Oliver Wilshen and Niall Quinn aka Signal-to-Noise modded an old Roland DXY pen plotter, covering its bed with strips of magnetic tape, and replacing its pen with a playback head. The result – a strange device that can play back bits of audio based on x/y coordinates.
Interactive design firm Eness developed these modular LUMES light-emitting wall panels. They can be veneered with various materials including fabric, acrylic, and even blended into wood walls. This particular piece is installed at Cabrini Hospital in Malvern, Australia.
We won’t let the irritating audio take away from Mitchell F. Chan’s Something Something National Conversation (In 2 Characters or Less), which features one of the most satisfying elements we’ve seen in an art installation – two puffy white clouds colliding endlessly in mid-air.
Recards makes unique greeting cards which include a vinyl record and a platform, spindle, and stylus you pop out and fold together to actually play the record. It’s a bit involved to assemble, and the audio sounds awful, but it’s still a cool conversation piece.
MIT scientists have developed an amazing technology which allows users to interact with seemingly static objects in videos. Their algorithm looks for vibrations in footage to identify physical properties of the object, then manipulates a simulated version in real time.

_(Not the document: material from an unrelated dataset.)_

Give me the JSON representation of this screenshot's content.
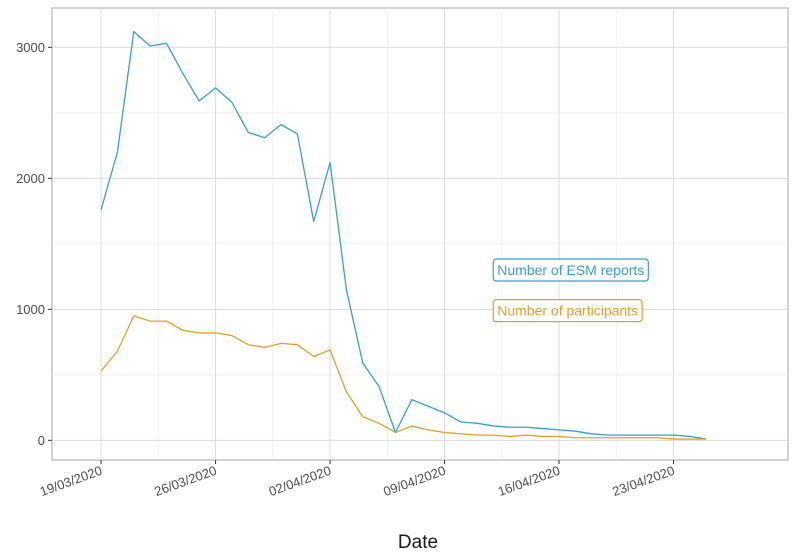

Engineers from MIT Media Lab and Microsoft Research have developed a method to produce temporary tattoos using thin layers of gold leaf to transform the wearer’s skin into touch-based input devices for controlling devices, a color-changing display, or as an NFC tag.
Artist Felix Vorreiter’s unusual timepiece uses a single, long piece of string that feed through a series of pulleys. The rope is marked with dots which align to display the current time. The current clock only has 120 minutes of string, as it would take about 4000ft to cover a full day.
Toon Welling and David Menting designed this plaything which encourages face-to-face interaction, with one person controlling an analog synthesizer, and the other controlling a sequencer on the other side. Its simple enough for kids, but awesome enough for all ages.
Artists Prokop Bartoníček & Benjamin Maus created Jller, a fascinating machine that is capable of automatically identifying the geologic age of individual stones, then sorting and organizing them according to their era. Its slow and methodical approach is hypnotic.
Engineers from the MIT Tangible Media Lab have improved upon their earlier tactile display system, adding the ability to control the perceived amounts of flexibility, elasticity, and viscosity. The result is a display that can feel like a variety of materials, from rubber to water.